Es ist, als würden alle Räume neu vermessen, alle Körper und Gegenstände von Grund auf neu erkundet, noch einmal erfunden, anders zusammengesetzt. Ein zweiter Schöpfungsakt aus dem Geiste und mit den Kräften der Kunst.

Micha Laury: "Holding my Brain" (1969). (© Micha Laury/Museum Bochum)

Micha Laury: „Holding my Brain“ (1969). (© Micha Laury/Museum Bochum)

Der aus Israel stammende, seit 1976 in Paris lebende Künstler Micha Laury, vereint in seinem Werk unvordenkliche Uranfänge mit weit ausgreifender Zukunftsschau.
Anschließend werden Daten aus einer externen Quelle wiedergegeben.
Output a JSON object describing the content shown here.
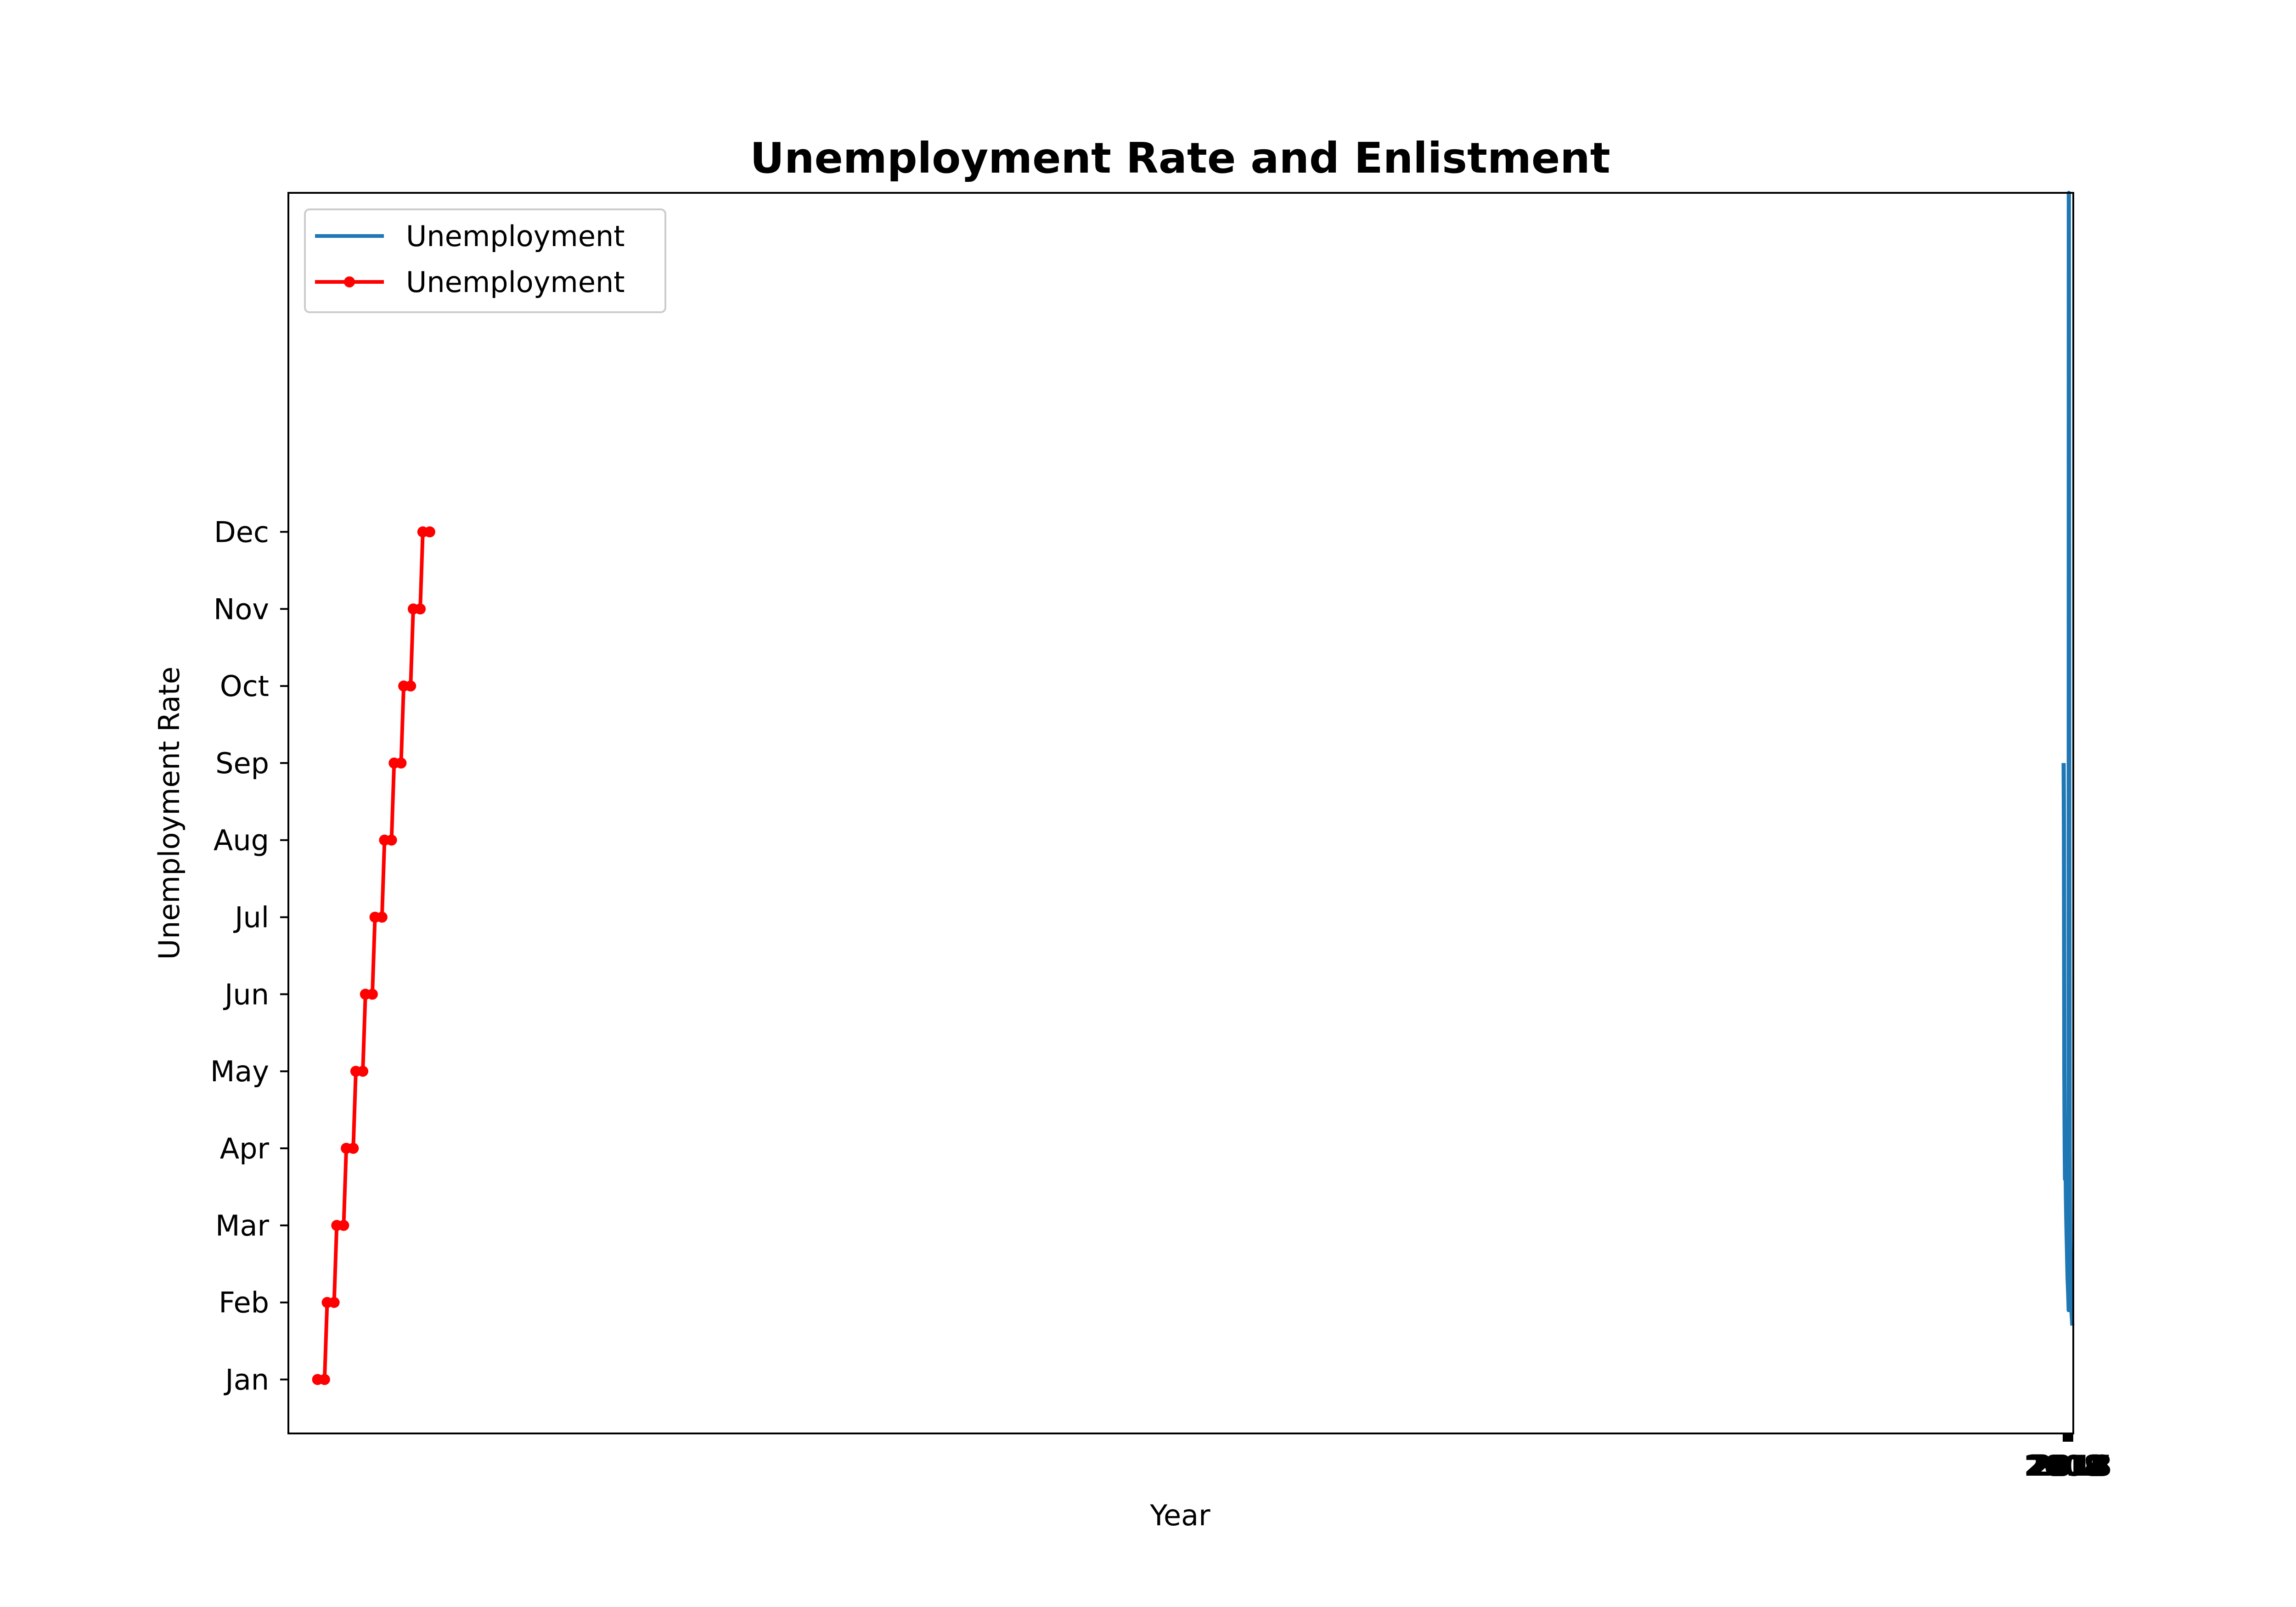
{
  "chart_data": {
    "type": "line",
    "title": "Unemployment Rate and Enlistment",
    "xlabel": "Year",
    "ylabel": "Unemployment Rate",
    "grid": false,
    "legend_placement": "upper-left",
    "colors": {
      "series_blue": "#1f77b4",
      "series_red": "#ff0000",
      "axes": "#000000",
      "legend_border": "#cccccc"
    },
    "x_ticks": [
      "2008",
      "2009",
      "2010",
      "2011",
      "2012",
      "2013",
      "2014",
      "2015",
      "2016",
      "2017",
      "2018"
    ],
    "y_ticks": [
      "Jan",
      "Feb",
      "Mar",
      "Apr",
      "May",
      "Jun",
      "Jul",
      "Aug",
      "Sep",
      "Oct",
      "Nov",
      "Dec"
    ],
    "xlim": [
      -33.6,
      2019.1
    ],
    "ylim": [
      0.3,
      16.4
    ],
    "series": [
      {
        "name": "Unemployment",
        "style": "line",
        "color": "#1f77b4",
        "points": [
          [
            2008,
            9.0
          ],
          [
            2008.2,
            8.5
          ],
          [
            2008.4,
            8.0
          ],
          [
            2008.6,
            6.5
          ],
          [
            2008.8,
            5.0
          ],
          [
            2009.0,
            4.5
          ],
          [
            2009.3,
            4.0
          ],
          [
            2009.6,
            3.6
          ],
          [
            2010.0,
            4.2
          ],
          [
            2010.3,
            3.8
          ],
          [
            2010.6,
            3.4
          ],
          [
            2011.0,
            3.1
          ],
          [
            2011.4,
            2.9
          ],
          [
            2011.8,
            2.7
          ],
          [
            2012.2,
            2.5
          ],
          [
            2012.6,
            2.3
          ],
          [
            2013.0,
            2.2
          ],
          [
            2013.3,
            2.1
          ],
          [
            2013.6,
            2.0
          ],
          [
            2013.8,
            1.9
          ],
          [
            2014.0,
            16.4
          ],
          [
            2014.5,
            8.0
          ],
          [
            2015.0,
            4.0
          ],
          [
            2015.5,
            2.8
          ],
          [
            2016.0,
            2.3
          ],
          [
            2016.5,
            2.0
          ],
          [
            2017.0,
            1.9
          ],
          [
            2017.5,
            1.8
          ],
          [
            2018.0,
            1.7
          ]
        ]
      },
      {
        "name": "Unemployment",
        "style": "line-marker",
        "color": "#ff0000",
        "points": [
          [
            0,
            1
          ],
          [
            8,
            1
          ],
          [
            11,
            2
          ],
          [
            19,
            2
          ],
          [
            22,
            3
          ],
          [
            30,
            3
          ],
          [
            33,
            4
          ],
          [
            41,
            4
          ],
          [
            44,
            5
          ],
          [
            52,
            5
          ],
          [
            55,
            6
          ],
          [
            63,
            6
          ],
          [
            66,
            7
          ],
          [
            74,
            7
          ],
          [
            77,
            8
          ],
          [
            85,
            8
          ],
          [
            88,
            9
          ],
          [
            96,
            9
          ],
          [
            99,
            10
          ],
          [
            107,
            10
          ],
          [
            110,
            11
          ],
          [
            118,
            11
          ],
          [
            121,
            12
          ],
          [
            129,
            12
          ]
        ]
      }
    ]
  }
}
Bochums Museumdirektor Hans Günter Golinski, dessen Haus Micha Laury nun die erste deutsche Einzelausstellung ausrichtet, fühlt sich dabei gelegentlich gar an die Universalgelehrten der Renaissance erinnert, etwa an Leonardo da Vinci und Albrecht Dürer. Doch es gibt natürlich auch ästhetische Anknüpfungsstränge in der neueren Kunst, so bei Duchamp, Beuys oder Jasper Johns.

Unter der Enge im Kibbuz gelitten

Laury (Jahrgang 1946) ist in einem Kibbuz aufgewachsen, in denkbar elementaren, einfachen und notgedrungen ärmlichen Verhältnissen, auch in einer gewissen Enge. Der junge Mann verlangte mehr vom Leben und ahnte, dass Kunst Auswege eröffnen könnte. Er durfte eine Kunstschule besuchen. Doch man ließ ihn dort wochenlang biedere Blumenvasen abmalen, also rebellierte er – und wurde hinausgeworfen.